Vernon Reinhold University of New Hampshire, Durham, NH Office: 603-862-2527 FAX: 603-862-4278 E-mail: vernon.reinhold@unh.edu Job Title: Director, Center for Structural Biology Ph.D. in Biochemistry from the University of Vermont

Speaker: Vernon Reinhold, Department of Chemistry, University of New Hampshire, Durham, NH

Topic: The Details of Carbohydrate Structure by MSⁿ; Sequencing with Contiguous Glycan Segments (CGS), and Bioinformatics

Place: Building 549, Auditorium, NCI at Frederick, Frederick, MD

Time: Wednesday, October 20, 2004, at 10:00 AM

Abstract: Comprehensive structural details of monomers, anomers, inter-residue linkage, and branching are observed in spectra of small methylated oligosaccharides as products of gas-phase MSn disassembly. These details are a feature of 1,2-dehydroglycans (DHG), a common CID gas-phase product ion of glycosidic bond rupture.
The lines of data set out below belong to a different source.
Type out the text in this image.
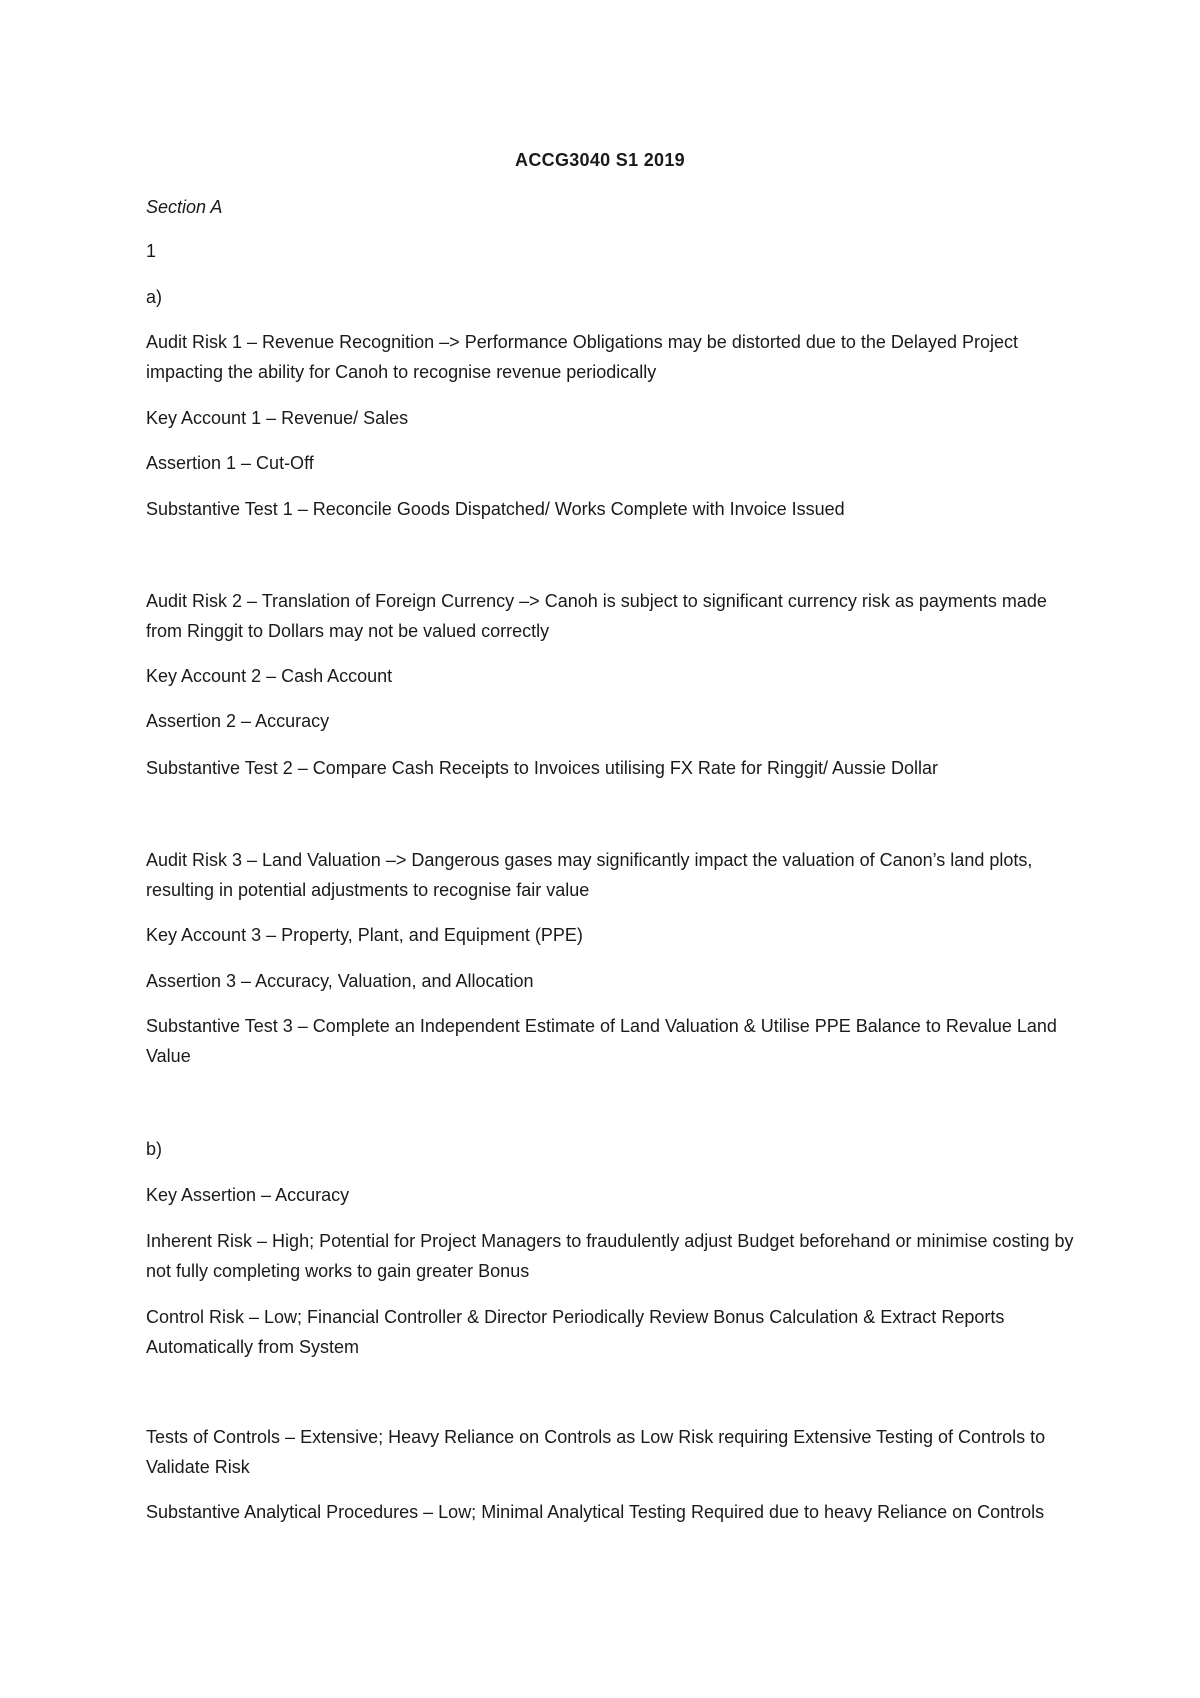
ACCG3040 S1 2019
Section A
1
a)
Audit Risk 1 – Revenue Recognition –> Performance Obligations may be distorted due to the Delayed Project impacting the ability for Canoh to recognise revenue periodically
Key Account 1 – Revenue/ Sales
Assertion 1 – Cut-Off
Substantive Test 1 – Reconcile Goods Dispatched/ Works Complete with Invoice Issued
Audit Risk 2 – Translation of Foreign Currency –> Canoh is subject to significant currency risk as payments made from Ringgit to Dollars may not be valued correctly
Key Account 2 – Cash Account
Assertion 2 – Accuracy
Substantive Test 2 – Compare Cash Receipts to Invoices utilising FX Rate for Ringgit/ Aussie Dollar
Audit Risk 3 – Land Valuation –> Dangerous gases may significantly impact the valuation of Canon’s land plots, resulting in potential adjustments to recognise fair value
Key Account 3 – Property, Plant, and Equipment (PPE)
Assertion 3 – Accuracy, Valuation, and Allocation
Substantive Test 3 – Complete an Independent Estimate of Land Valuation & Utilise PPE Balance to Revalue Land Value
b)
Key Assertion – Accuracy
Inherent Risk – High; Potential for Project Managers to fraudulently adjust Budget beforehand or minimise costing by not fully completing works to gain greater Bonus
Control Risk – Low; Financial Controller & Director Periodically Review Bonus Calculation & Extract Reports Automatically from System
Tests of Controls – Extensive; Heavy Reliance on Controls as Low Risk requiring Extensive Testing of Controls to Validate Risk
Substantive Analytical Procedures – Low; Minimal Analytical Testing Required due to heavy Reliance on Controls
These fragments increased with decreasing oligomer size, (consistent with the quasi-equilibrium theory and number of oscillators), exposing stereochemical differences, and all the structure features essential for organic synthesis. A set of carbohydrate monomers and dimers have been studied with variations in equatorial and axial positions. These samples were easily characterized by CID with significant mass and abundance differences. Sodium chelation appears to account for this stereo specificity, a conjecture supported by minimal energy modeling studies. Larger oligomers disassembled to identical products yield indistinguishable spectra, even though disassembled by different MSn pathways. This basic feature documents the iso-energetic character of products essential for building a library of finger-print segments currently underway. Glycans released from porcine submaxillary mucin (PSM) were chosen to demonstrate comprehensive sequencing when guided by this library of segments and products. Fundamental aspects of this sequencing strategy were methylation, (which defines topology limits), positive ion extraction of sodiated precursors, (which imparts stereochemical selectivity upon CID), MSn that exposes sequence continuity, and a searchable library of segments, (aids and confirms accurate glycan reassembly). Glycans were profiled by MALDI and/or ESI mass spectrometry in both linear and Paul traps (MSn). Molecular isobars were readily detected when spectra failed to match library standards. In this manner four isobars were identified.